In conclusion, COVID-19 reinfection can occur in KTRs and may be severe. Further work is urgently needed to better understand COVID-19 reinfections.

REFERENCES

1. Munker D, Osterman A, Stubbe H, et al. Dynamics of SARS-CoV-2 shedding in the respiratory tract depends on the severity of disease in COVID-19 patients. Eur Respir J. 2021;58:2002724.
2. Karras A, Livrozet M, Lazareth H, et al. Proteinuria and clinical outcomes in hospitalized COVID-19 patients: a retrospective single-center study. Clin J Am Soc Nephrol. 2021;16:514–521.

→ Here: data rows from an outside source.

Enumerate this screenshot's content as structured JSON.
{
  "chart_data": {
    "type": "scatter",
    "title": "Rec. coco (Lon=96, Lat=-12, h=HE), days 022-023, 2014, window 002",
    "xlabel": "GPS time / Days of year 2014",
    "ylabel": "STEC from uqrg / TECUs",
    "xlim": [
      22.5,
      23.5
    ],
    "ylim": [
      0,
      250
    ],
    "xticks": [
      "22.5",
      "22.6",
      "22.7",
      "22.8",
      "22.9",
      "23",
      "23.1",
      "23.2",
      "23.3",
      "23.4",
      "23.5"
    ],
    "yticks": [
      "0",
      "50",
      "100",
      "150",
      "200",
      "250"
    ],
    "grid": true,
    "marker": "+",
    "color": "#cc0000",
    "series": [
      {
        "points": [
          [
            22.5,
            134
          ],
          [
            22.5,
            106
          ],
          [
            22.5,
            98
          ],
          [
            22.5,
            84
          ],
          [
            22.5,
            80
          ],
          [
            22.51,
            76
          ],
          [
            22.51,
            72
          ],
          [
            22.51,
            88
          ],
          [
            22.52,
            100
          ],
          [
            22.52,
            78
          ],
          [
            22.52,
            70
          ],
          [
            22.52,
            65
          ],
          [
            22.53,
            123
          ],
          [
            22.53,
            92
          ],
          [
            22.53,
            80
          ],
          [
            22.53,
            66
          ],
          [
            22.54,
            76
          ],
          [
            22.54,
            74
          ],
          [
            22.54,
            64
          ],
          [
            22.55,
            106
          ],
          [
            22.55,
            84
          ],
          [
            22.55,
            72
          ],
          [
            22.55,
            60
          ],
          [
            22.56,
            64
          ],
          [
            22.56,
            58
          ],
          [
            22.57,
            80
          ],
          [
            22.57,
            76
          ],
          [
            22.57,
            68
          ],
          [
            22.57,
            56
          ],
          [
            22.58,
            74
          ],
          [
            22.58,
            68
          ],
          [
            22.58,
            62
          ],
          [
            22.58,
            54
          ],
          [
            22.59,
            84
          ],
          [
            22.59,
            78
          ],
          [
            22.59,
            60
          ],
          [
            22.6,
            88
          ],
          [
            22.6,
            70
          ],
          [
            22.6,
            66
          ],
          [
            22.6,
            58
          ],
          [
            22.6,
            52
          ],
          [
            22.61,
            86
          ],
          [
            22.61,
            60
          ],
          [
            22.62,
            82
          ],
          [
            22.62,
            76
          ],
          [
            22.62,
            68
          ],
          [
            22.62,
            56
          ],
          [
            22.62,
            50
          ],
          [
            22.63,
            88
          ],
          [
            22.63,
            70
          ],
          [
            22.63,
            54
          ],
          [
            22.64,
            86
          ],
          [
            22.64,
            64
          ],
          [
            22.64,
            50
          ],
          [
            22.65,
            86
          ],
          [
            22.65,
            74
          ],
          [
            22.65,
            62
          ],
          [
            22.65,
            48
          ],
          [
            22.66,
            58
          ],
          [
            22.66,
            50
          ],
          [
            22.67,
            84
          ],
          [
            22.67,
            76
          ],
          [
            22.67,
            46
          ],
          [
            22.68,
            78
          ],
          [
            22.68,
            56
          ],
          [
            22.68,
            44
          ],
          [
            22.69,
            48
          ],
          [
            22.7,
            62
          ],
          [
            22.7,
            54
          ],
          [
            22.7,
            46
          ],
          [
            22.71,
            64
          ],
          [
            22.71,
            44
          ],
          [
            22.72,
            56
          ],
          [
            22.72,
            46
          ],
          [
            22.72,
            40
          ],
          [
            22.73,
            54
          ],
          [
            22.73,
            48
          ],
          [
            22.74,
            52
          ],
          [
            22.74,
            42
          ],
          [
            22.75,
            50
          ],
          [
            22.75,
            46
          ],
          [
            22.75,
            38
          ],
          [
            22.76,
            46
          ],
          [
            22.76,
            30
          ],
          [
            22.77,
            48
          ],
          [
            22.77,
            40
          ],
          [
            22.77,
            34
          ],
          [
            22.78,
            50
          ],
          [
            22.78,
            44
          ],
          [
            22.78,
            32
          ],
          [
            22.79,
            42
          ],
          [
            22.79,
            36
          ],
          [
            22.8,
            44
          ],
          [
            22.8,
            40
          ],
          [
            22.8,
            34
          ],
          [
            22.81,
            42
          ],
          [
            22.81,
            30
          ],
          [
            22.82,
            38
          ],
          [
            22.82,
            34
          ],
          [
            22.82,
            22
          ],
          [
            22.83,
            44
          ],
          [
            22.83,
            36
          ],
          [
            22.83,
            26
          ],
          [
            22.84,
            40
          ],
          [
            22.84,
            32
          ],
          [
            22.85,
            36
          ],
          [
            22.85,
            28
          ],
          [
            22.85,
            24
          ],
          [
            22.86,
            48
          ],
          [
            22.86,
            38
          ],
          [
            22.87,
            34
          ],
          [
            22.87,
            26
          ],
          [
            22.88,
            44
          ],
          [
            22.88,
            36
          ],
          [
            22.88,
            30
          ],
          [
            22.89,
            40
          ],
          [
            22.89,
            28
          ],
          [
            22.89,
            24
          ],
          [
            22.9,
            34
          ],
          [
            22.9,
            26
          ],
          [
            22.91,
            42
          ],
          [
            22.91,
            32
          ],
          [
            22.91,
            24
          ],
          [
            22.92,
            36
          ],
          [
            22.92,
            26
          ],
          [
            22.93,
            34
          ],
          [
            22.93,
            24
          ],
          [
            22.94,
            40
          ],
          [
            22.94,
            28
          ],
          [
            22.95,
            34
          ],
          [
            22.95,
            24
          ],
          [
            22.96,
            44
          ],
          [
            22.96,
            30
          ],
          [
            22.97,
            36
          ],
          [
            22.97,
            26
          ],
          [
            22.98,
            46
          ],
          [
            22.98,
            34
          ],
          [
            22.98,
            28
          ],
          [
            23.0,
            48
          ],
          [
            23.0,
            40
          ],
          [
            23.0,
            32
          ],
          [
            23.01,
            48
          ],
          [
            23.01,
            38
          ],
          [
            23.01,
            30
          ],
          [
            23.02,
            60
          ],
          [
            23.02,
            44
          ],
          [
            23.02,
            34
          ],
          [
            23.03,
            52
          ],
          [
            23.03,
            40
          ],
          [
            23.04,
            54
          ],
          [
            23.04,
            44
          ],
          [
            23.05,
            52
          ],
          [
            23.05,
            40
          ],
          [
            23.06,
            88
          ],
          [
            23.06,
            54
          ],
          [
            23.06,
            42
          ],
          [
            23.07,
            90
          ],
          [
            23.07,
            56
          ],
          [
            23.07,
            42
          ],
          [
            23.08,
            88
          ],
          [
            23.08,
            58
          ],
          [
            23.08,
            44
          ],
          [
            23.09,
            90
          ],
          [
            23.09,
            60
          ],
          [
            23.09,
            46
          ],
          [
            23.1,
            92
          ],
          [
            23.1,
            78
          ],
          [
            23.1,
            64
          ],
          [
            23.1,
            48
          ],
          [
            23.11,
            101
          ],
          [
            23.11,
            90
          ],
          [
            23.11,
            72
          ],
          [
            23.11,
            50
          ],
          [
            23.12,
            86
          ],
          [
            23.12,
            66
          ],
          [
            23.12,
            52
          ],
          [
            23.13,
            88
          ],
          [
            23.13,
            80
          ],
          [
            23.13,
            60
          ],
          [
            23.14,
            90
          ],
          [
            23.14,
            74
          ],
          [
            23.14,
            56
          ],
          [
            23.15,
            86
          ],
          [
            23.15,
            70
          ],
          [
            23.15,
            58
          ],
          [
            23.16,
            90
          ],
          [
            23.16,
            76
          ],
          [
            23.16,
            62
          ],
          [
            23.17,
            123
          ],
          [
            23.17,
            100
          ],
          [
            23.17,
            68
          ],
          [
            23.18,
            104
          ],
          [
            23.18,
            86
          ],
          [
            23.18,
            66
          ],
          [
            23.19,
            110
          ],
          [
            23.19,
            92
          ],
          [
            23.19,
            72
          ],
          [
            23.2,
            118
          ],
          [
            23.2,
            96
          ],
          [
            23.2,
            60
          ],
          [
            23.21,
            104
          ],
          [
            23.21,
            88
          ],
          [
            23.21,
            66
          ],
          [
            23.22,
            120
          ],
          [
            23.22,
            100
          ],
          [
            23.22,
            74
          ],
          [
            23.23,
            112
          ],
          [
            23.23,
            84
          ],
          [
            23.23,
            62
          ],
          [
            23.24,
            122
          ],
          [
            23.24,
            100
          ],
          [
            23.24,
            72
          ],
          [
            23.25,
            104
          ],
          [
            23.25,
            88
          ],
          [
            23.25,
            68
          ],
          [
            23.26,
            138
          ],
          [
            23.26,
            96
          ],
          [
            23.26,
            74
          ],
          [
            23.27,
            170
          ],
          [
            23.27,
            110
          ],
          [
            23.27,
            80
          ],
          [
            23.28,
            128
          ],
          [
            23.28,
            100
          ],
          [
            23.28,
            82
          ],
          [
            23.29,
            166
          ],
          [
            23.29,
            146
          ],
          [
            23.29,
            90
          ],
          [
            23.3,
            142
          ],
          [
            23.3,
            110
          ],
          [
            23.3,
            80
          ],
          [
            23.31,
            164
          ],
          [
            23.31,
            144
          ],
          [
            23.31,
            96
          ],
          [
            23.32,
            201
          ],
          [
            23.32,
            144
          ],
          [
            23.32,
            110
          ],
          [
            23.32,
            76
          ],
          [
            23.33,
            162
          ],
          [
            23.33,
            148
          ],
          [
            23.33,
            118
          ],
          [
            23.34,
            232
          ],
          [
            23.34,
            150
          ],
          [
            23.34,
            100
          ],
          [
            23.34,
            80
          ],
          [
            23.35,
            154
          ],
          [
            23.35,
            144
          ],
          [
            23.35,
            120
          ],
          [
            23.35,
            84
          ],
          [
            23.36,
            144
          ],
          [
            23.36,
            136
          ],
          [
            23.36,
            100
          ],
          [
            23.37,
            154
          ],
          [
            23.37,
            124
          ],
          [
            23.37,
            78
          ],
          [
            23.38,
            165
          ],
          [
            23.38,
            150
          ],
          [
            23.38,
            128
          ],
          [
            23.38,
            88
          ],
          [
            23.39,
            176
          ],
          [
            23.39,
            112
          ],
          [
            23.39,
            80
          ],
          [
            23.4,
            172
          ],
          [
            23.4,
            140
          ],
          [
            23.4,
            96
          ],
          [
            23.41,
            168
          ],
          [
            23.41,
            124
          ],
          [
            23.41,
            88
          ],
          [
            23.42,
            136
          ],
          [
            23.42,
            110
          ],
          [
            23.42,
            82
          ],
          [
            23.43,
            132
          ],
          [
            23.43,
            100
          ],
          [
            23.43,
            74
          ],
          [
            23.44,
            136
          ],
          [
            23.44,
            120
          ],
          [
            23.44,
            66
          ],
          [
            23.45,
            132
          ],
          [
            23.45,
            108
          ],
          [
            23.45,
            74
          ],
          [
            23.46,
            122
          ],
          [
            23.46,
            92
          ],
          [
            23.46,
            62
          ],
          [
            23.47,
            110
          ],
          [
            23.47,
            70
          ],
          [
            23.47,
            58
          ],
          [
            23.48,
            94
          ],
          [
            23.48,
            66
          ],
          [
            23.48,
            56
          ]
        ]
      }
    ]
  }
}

3. Oto OA, Ozturk S, Turgutalp K, et al. Predicting the outcome of COVID-19 infection in kidney transplant recipients. BMC Nephrol. 2021;22:100.
4. Nitipir C, Parosanu AI, Olaru M, et al. Infection and reinfection with SARS-CoV-2 in cancer patients: a cohort study. Exp Ther Med. 2022;23:399.
5. Morris S, Anjan S, Pallikkuth S, et al. Reinfection with SARS-CoV-2 in solid-organ transplant recipients: incidence density and convalescent immunity prior to reinfection. Transpl Infect Dis. 2022;24:e13827.